Dopo il "Rwanda Project", Jaar ha
lavorato più volte in Africa, in particolare in Angola ( a cui ha
dedicato un'altra opera visibile nello Spazio Oberdan, "Muxima"), ma
anche in Sudafrica, in Namibia, in Nigeria. Come ha dichiarato nella
già citata intervista, mentre era in Angola, scoprì che esistevano ben
6 versioni della stessa canzone, chiamata "Muxima").
<<Nell'ascoltare tutte le versioni della canzone>> ha affermato <<mi
resi conto che esse erano state registrate in epoche differenti della storia
dell'Angola. Ascoltandole, potevo praticamente visualizzare la storia
recente dell'Angola: il colonialismo, l'indipendenza, la guerra
civile, le mine anti-uomo, l'Aids, e così via>>. E nella stessa
intervista Jaar prosegue illustrando il proprio modo di
lavorare:<<Comincio a leggere ed a ricercare.
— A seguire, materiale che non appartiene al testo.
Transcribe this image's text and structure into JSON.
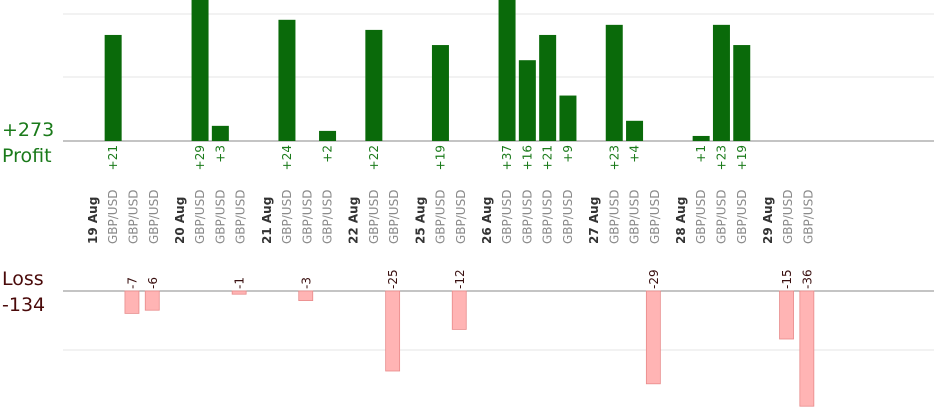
{
  "summary": {
    "profit_total": "+273",
    "profit_label": "Profit",
    "loss_label": "Loss",
    "loss_total": "-134"
  },
  "colors": {
    "profit_bar": "#0a6a0a",
    "loss_bar": "#ffb4b4",
    "profit_text": "#1a7a1a",
    "loss_text": "#3a1010",
    "day_text": "#333333",
    "symbol_text": "#8a8a8a"
  },
  "chart_data": {
    "type": "bar",
    "days": [
      {
        "label": "19 Aug",
        "trades": [
          {
            "symbol": "GBP/USD",
            "value": 21
          },
          {
            "symbol": "GBP/USD",
            "value": -7
          },
          {
            "symbol": "GBP/USD",
            "value": -6
          }
        ]
      },
      {
        "label": "20 Aug",
        "trades": [
          {
            "symbol": "GBP/USD",
            "value": 29
          },
          {
            "symbol": "GBP/USD",
            "value": 3
          },
          {
            "symbol": "GBP/USD",
            "value": -1
          }
        ]
      },
      {
        "label": "21 Aug",
        "trades": [
          {
            "symbol": "GBP/USD",
            "value": 24
          },
          {
            "symbol": "GBP/USD",
            "value": -3
          },
          {
            "symbol": "GBP/USD",
            "value": 2
          }
        ]
      },
      {
        "label": "22 Aug",
        "trades": [
          {
            "symbol": "GBP/USD",
            "value": 22
          },
          {
            "symbol": "GBP/USD",
            "value": -25
          }
        ]
      },
      {
        "label": "25 Aug",
        "trades": [
          {
            "symbol": "GBP/USD",
            "value": 19
          },
          {
            "symbol": "GBP/USD",
            "value": -12
          }
        ]
      },
      {
        "label": "26 Aug",
        "trades": [
          {
            "symbol": "GBP/USD",
            "value": 37
          },
          {
            "symbol": "GBP/USD",
            "value": 16
          },
          {
            "symbol": "GBP/USD",
            "value": 21
          },
          {
            "symbol": "GBP/USD",
            "value": 9
          }
        ]
      },
      {
        "label": "27 Aug",
        "trades": [
          {
            "symbol": "GBP/USD",
            "value": 23
          },
          {
            "symbol": "GBP/USD",
            "value": 4
          },
          {
            "symbol": "GBP/USD",
            "value": -29
          }
        ]
      },
      {
        "label": "28 Aug",
        "trades": [
          {
            "symbol": "GBP/USD",
            "value": 1
          },
          {
            "symbol": "GBP/USD",
            "value": 23
          },
          {
            "symbol": "GBP/USD",
            "value": 19
          }
        ]
      },
      {
        "label": "29 Aug",
        "trades": [
          {
            "symbol": "GBP/USD",
            "value": -15
          },
          {
            "symbol": "GBP/USD",
            "value": -36
          }
        ]
      }
    ]
  }
}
In questo caso, ho
seguito la storia dell'Angola come parte di un mio più ampio interesse
nel comprendere la storia dell'Africa. Ero a conoscenza della guerra
civile e dell'emergenza AIDS. Ero anche perfettamente consapevole
degli sviluppi nei mercati del petrolio e dei diamanti. Ma fu andando
laggiù, parlando con la gente, e vedendo l'Angola coi miei occhi che
iniziai a concepire la possibilità di un breve film. Al mio primo
viaggio non feci nessun film. Feci comunque delle fotografie ai luoghi
che pensavo potessero essere delle "locations" per il film. E poi
iniziai a lavorare su una possibile sceneggiatura>>.
Nello "Hangar Bicocca", una volta
entrati, è perturbante la coabitazione, nello stesso spazio, delle torri
dei "Sette Palazzi Celesti" (in quella sede dal 2004) con le
installazioni di Jaar.
Di primo acchitto sembra stridente
il contrasto tra il pensiero mistico che sta dietro le torri e la
poetica cruda della testimonianza delle opere di Jaar. Ma lo
spettatore è attratto dalla possibilità di un rapporto forse
insondabile tra questi due mondi artistici, di un tramite che l'uomo
può trovare nella spiritualità, per trovare quell'abbraccio (come in "Embrace")
che gli dia la forza di andare avanti, di non soccombere di fronte
all'odio ed alle ideologie che ne fanno il loro vessillo.